また、ここまで来てからの分岐だと、元の世界と大差ない気がする。野乃さん(仮)はこの時点からどう「失敗」したんだろう…?

【私たちとプリキュア】

一通り見ましたが、考えれば考えるほど「なぜその変化が起きたのか」「その原因は以前は起きなかったのに、今回はなぜ起きたのか」が延々と続くので解決しません。
量子論的な揺らぎによる変化だったらジョージの「未来は変わらない」と矛盾するし、特別な何かで変わったならそれはなぜ起きたのか。
これはもうハグプリ世界の中で考える限りどうにもならない。やはり「歴史改変」「平行世界」には無理がある…と思ったのですが。

候補④「黒白先輩の召還」は突破口があった。


(「HUGっと!プリキュア」21話より)

あの時マシェリは「おもちゃをくれ」とねだっていました。
これを見た我々は、おそらく誰もが追加おもちゃを連想したし、我々の知る最も頼もしい「おもちゃ」は「プリキュア」です。
そして、はぐたんが不思議パワーで「おもちゃ」を召還した。
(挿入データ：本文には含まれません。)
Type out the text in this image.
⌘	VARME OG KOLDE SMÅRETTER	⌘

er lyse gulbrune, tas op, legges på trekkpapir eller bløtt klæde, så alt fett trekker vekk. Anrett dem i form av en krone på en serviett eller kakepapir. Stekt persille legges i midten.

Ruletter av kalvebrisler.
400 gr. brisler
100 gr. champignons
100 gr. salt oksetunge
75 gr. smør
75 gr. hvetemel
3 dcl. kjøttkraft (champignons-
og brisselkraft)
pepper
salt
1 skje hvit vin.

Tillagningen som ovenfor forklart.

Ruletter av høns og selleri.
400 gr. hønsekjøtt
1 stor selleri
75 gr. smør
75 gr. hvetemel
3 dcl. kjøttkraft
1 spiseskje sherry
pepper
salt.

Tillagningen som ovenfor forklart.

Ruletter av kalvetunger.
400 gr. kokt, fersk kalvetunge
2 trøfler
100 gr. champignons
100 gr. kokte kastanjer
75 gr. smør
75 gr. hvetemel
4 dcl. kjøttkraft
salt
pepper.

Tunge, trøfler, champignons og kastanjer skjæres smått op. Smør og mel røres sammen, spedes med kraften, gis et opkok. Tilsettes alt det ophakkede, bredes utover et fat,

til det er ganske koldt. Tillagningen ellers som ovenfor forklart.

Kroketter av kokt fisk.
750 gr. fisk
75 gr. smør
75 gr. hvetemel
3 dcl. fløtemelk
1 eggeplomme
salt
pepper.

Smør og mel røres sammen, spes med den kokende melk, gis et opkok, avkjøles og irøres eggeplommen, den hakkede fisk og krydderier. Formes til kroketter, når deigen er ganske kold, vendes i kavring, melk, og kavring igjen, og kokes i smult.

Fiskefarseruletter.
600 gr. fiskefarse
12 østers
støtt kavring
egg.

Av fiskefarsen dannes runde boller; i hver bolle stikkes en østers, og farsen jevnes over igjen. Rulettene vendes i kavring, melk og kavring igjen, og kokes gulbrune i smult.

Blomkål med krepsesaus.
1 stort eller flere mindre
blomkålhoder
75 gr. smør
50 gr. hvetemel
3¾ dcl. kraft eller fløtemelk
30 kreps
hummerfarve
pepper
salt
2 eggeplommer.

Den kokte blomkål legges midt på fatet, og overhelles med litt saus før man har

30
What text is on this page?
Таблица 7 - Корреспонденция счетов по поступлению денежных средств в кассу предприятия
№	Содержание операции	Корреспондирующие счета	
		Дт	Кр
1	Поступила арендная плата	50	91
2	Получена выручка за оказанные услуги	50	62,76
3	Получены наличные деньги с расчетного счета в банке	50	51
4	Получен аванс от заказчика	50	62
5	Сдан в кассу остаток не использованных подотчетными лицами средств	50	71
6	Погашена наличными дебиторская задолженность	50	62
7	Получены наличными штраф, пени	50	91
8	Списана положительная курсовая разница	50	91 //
我々が連想した「おもちゃ」の代表格たるプリキュアを。

つまりは概要としてはこんな感じ。

『ハグプリ世界は未来不変。歴史は変わらない。延々と2043年からのクライアス侵攻や破綻を繰り返している。
しかし今回のループは外部の存在(私たち視聴者)が観測していた。その影響で歴史が変わった』

この演出は「オールスターズメモリーズ」で行われています。15年のプリキュアの歴史を知り、応援するみんながいた。だから復活できた。
同様に21話も、プリキュアを知る我々が視聴していたから黒白が召還された。

この時の出来事を、雪城さんは「別の世界に迷い込んだ?」と表現していますから、単なる瞬間移動ではなく「時間移動」や「異世界」でも辻褄はあう。
まさにあの瞬間まで、あの世界には黒白先輩はいなかった。しかしあの瞬間に歴史が変わり、プリキュアの歴史が生まれた。「プリキュア」を知る私たちが観測し、マシェリの呼び掛けに「プリキュア」を連想し、それをはぐたんが呼び出したから。

「積み重ねた15年(こどもにとっては人生そのもの)があったから踏ん張れる」はハグプリの根幹ですから、ここを起点にするのはかなりすっきり理解できる気がする。
細かい部分は整理するとして、大枠の光は見えてきたんじゃないかしら。